To study the mode of instillation of these Peripheral Blood derived Stromal cells in treating patients with heart failure.
To study whether the installed cell serves as potential source for cell therapy for curing Cardiomyopathy.
Conclusion
The age group of the patients in the study group was 48 ± 6 years. Their Ejection Fraction (EF%) was in the range of 32 ± 7%. The Ejection Fraction of a normal person is 70-80%. Hence it was decided to treat these patients with Autologous peripheral blood derived Stem cell therapy.

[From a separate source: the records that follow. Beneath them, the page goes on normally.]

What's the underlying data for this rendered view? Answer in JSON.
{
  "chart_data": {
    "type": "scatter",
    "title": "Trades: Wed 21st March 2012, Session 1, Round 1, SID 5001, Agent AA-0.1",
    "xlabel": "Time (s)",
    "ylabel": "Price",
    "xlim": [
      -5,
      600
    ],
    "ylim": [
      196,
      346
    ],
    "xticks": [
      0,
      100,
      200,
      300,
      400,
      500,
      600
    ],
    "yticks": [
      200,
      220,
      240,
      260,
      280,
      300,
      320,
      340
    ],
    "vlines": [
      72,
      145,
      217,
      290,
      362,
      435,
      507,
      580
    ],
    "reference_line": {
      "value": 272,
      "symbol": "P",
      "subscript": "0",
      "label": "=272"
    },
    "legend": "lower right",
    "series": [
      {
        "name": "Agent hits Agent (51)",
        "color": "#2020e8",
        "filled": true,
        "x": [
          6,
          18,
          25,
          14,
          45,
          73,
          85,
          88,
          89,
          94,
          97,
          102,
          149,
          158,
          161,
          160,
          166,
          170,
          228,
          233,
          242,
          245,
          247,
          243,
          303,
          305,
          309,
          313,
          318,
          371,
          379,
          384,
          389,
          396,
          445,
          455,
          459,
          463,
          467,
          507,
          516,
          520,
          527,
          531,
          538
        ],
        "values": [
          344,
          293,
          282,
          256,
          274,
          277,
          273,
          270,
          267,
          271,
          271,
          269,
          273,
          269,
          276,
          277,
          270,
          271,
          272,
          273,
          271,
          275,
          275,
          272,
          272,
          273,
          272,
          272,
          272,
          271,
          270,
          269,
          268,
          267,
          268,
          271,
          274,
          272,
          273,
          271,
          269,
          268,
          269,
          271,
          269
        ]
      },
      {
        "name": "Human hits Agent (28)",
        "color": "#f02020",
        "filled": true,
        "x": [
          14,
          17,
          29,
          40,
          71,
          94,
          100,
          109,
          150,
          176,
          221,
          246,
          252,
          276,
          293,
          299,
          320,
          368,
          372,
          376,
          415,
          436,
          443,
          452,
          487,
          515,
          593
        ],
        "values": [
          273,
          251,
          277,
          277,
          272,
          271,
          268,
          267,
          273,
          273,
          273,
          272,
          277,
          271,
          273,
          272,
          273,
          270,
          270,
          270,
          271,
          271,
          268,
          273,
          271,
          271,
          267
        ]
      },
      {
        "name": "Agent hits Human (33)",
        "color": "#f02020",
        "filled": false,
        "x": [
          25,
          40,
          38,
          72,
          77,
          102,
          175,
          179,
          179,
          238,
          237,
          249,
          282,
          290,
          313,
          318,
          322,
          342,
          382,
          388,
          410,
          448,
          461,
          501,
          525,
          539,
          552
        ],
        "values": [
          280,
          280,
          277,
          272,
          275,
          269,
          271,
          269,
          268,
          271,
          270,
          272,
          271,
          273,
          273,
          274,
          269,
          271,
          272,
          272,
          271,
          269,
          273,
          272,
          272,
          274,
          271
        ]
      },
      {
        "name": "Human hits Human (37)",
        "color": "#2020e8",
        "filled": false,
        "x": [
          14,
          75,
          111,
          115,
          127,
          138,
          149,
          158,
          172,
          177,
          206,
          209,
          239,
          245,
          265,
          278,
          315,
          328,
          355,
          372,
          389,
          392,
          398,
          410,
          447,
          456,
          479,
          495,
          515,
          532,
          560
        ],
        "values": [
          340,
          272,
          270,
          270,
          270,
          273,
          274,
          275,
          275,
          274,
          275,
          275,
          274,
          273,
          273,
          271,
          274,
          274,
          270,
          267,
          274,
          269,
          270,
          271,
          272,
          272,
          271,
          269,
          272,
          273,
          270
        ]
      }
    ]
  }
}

This project work is a preliminary pilot study conducted to asses the long term prospects of the patients with Cardiomyopathy who are treated with peripheral blood derived stromal cells. A complete blood count and differential count was taken for all the patients in the study group. All the six patients were then treated with Neupogen - a human Granulocyte colony stimulating factor. The dosage was 30μg once a day for 3 days. Once again a complete blood count was taken. There was a five fold increase in the Total count (TC) of the patients after treatment with Granulocyte colony stimulating factor. The Total WBC count is increased in order to obtain an optimum yield of stem cells.